Quoting from Frank Greve of the McClatchy chain in an article recently entitled, “America’s Poor are its Most Generous Givers,”
“The lowest-income fifth (of the population) always give at more than their capacity,” said Virginia Hodgkinson, former vice president for research at Independent Sector, a Washington-based association of major nonprofit agencies. “The next two-fifths give at capacity, and those above that are capable of giving two or three times more than they give.”
That’s an elegantly generous way of putting it, I guess? Greve also quotes the brutal facts from the BLS indicating that the poorest of our citizens are in fact twice as generous as the top strata of the rich.
“Indeed, the U.S. Bureau of Labor Statistics’ latest survey of consumer expenditure found that the poorest fifth of America’s households contributed an average of 4.3 percent of their incomes to charitable organizations in 2007. The richest fifth gave at less than half that rate, 2.1 percent.”

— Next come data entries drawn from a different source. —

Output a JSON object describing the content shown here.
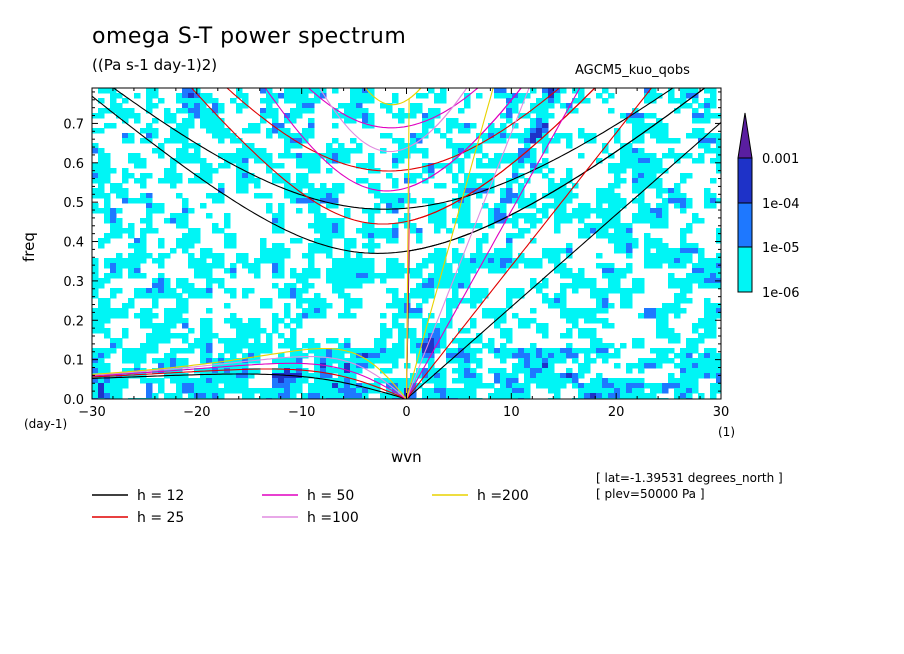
{
  "title": "omega S-T power spectrum",
  "units": "((Pa s-1 day-1)2)",
  "run_name": "AGCM5_kuo_qobs",
  "info": [
    "[ lat=-1.39531 degrees_north ]",
    "[ plev=50000 Pa ]"
  ],
  "chart_data": {
    "type": "heatmap",
    "title": "omega S-T power spectrum",
    "xlabel": "wvn",
    "ylabel": "freq",
    "x_unit": "(1)",
    "y_unit": "(day-1)",
    "xlim": [
      -30,
      30
    ],
    "ylim": [
      0,
      0.79
    ],
    "x_ticks": [
      -30,
      -20,
      -10,
      0,
      10,
      20,
      30
    ],
    "y_ticks": [
      0.0,
      0.1,
      0.2,
      0.3,
      0.4,
      0.5,
      0.6,
      0.7
    ],
    "colorbar": {
      "levels": [
        "1e-06",
        "1e-05",
        "1e-04",
        "0.001"
      ],
      "colors": [
        "#00f5f5",
        "#1e78ff",
        "#1e32c8",
        "#5a1ea0"
      ]
    },
    "dispersion_curves": [
      {
        "label": "h = 12",
        "h": 12,
        "color": "#000000"
      },
      {
        "label": "h = 25",
        "h": 25,
        "color": "#e00000"
      },
      {
        "label": "h = 50",
        "h": 50,
        "color": "#e000c0"
      },
      {
        "label": "h =100",
        "h": 100,
        "color": "#e08ce0"
      },
      {
        "label": "h =200",
        "h": 200,
        "color": "#e8d200"
      }
    ]
  }
}
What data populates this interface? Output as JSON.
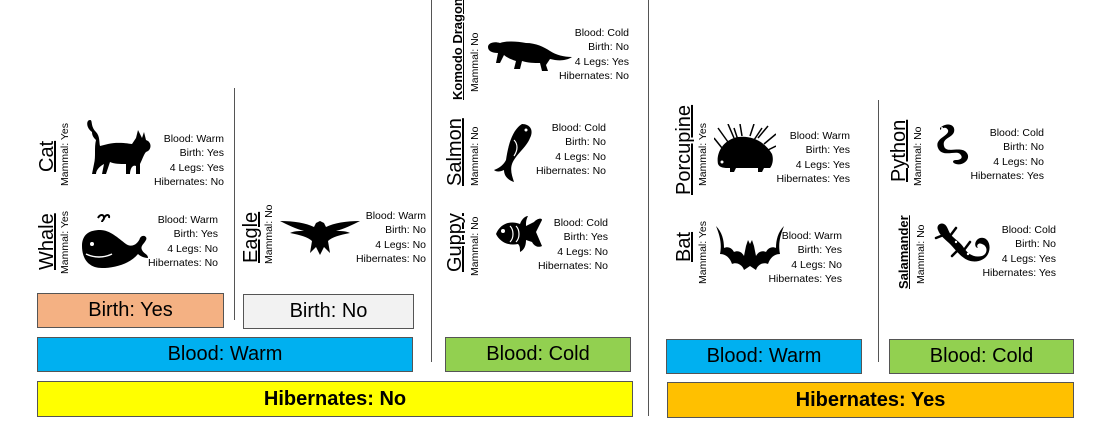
{
  "animals": {
    "cat": {
      "name": "Cat",
      "mammal": "Mammal: Yes",
      "blood": "Blood: Warm",
      "birth": "Birth: Yes",
      "legs": "4 Legs: Yes",
      "hibernates": "Hibernates: No",
      "icon": "cat-icon"
    },
    "whale": {
      "name": "Whale",
      "mammal": "Mammal: Yes",
      "blood": "Blood: Warm",
      "birth": "Birth: Yes",
      "legs": "4 Legs: No",
      "hibernates": "Hibernates: No",
      "icon": "whale-icon"
    },
    "eagle": {
      "name": "Eagle",
      "mammal": "Mammal: No",
      "blood": "Blood: Warm",
      "birth": "Birth: No",
      "legs": "4 Legs: No",
      "hibernates": "Hibernates: No",
      "icon": "eagle-icon"
    },
    "komodo": {
      "name": "Komodo Dragon",
      "mammal": "Mammal: No",
      "blood": "Blood: Cold",
      "birth": "Birth: No",
      "legs": "4 Legs: Yes",
      "hibernates": "Hibernates: No",
      "icon": "lizard-icon"
    },
    "salmon": {
      "name": "Salmon",
      "mammal": "Mammal: No",
      "blood": "Blood: Cold",
      "birth": "Birth: No",
      "legs": "4 Legs: No",
      "hibernates": "Hibernates: No",
      "icon": "salmon-icon"
    },
    "guppy": {
      "name": "Guppy",
      "mammal": "Mammal: No",
      "blood": "Blood: Cold",
      "birth": "Birth: Yes",
      "legs": "4 Legs: No",
      "hibernates": "Hibernates: No",
      "icon": "fish-icon"
    },
    "porcupine": {
      "name": "Porcupine",
      "mammal": "Mammal: Yes",
      "blood": "Blood: Warm",
      "birth": "Birth: Yes",
      "legs": "4 Legs: Yes",
      "hibernates": "Hibernates: Yes",
      "icon": "porcupine-icon"
    },
    "bat": {
      "name": "Bat",
      "mammal": "Mammal: Yes",
      "blood": "Blood: Warm",
      "birth": "Birth: Yes",
      "legs": "4 Legs: No",
      "hibernates": "Hibernates: Yes",
      "icon": "bat-icon"
    },
    "python": {
      "name": "Python",
      "mammal": "Mammal: No",
      "blood": "Blood: Cold",
      "birth": "Birth: No",
      "legs": "4 Legs: No",
      "hibernates": "Hibernates: Yes",
      "icon": "snake-icon"
    },
    "salamander": {
      "name": "Salamander",
      "mammal": "Mammal: No",
      "blood": "Blood: Cold",
      "birth": "Birth: No",
      "legs": "4 Legs: Yes",
      "hibernates": "Hibernates: Yes",
      "icon": "salamander-icon"
    }
  },
  "groups": {
    "birth_yes": {
      "label": "Birth: Yes",
      "color": "#f4b183"
    },
    "birth_no": {
      "label": "Birth: No",
      "color": "#f2f2f2"
    },
    "blood_warm_left": {
      "label": "Blood: Warm",
      "color": "#00b0f0"
    },
    "blood_cold_left": {
      "label": "Blood: Cold",
      "color": "#92d050"
    },
    "blood_warm_right": {
      "label": "Blood: Warm",
      "color": "#00b0f0"
    },
    "blood_cold_right": {
      "label": "Blood: Cold",
      "color": "#92d050"
    },
    "hibernates_no": {
      "label": "Hibernates: No",
      "color": "#ffff00"
    },
    "hibernates_yes": {
      "label": "Hibernates: Yes",
      "color": "#ffc000"
    }
  }
}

In all likelihood this doesn’t come near to counting remittances sent home by migrant workers and immigrant families to their families and relatives in their home country which adds up to billions more per year.
It seems the only way in which the rich outstrip the poor is in public relations. Even though fewer are giving and they are giving the least, buildings are named after them, banquets held in their honor, plaques engraves, and gushing thank you notes sent. Furthermore, they lobby for more tax deductions so that their generosity (when given) also returns more benefits to them. Some are still obnoxiously quoted on those issues as saying they know better than the government and others how to express their charity.
Meanwhile even with their last dollar, poor extend a helping hand for their brothers and sisters. In collecting membership dues to support building organizations among the poor in American and around the world, outsiders and donors are often skeptical when they learn that the poor still make it a priority to support their own organizations.
Just more evidence that we should not be surprised.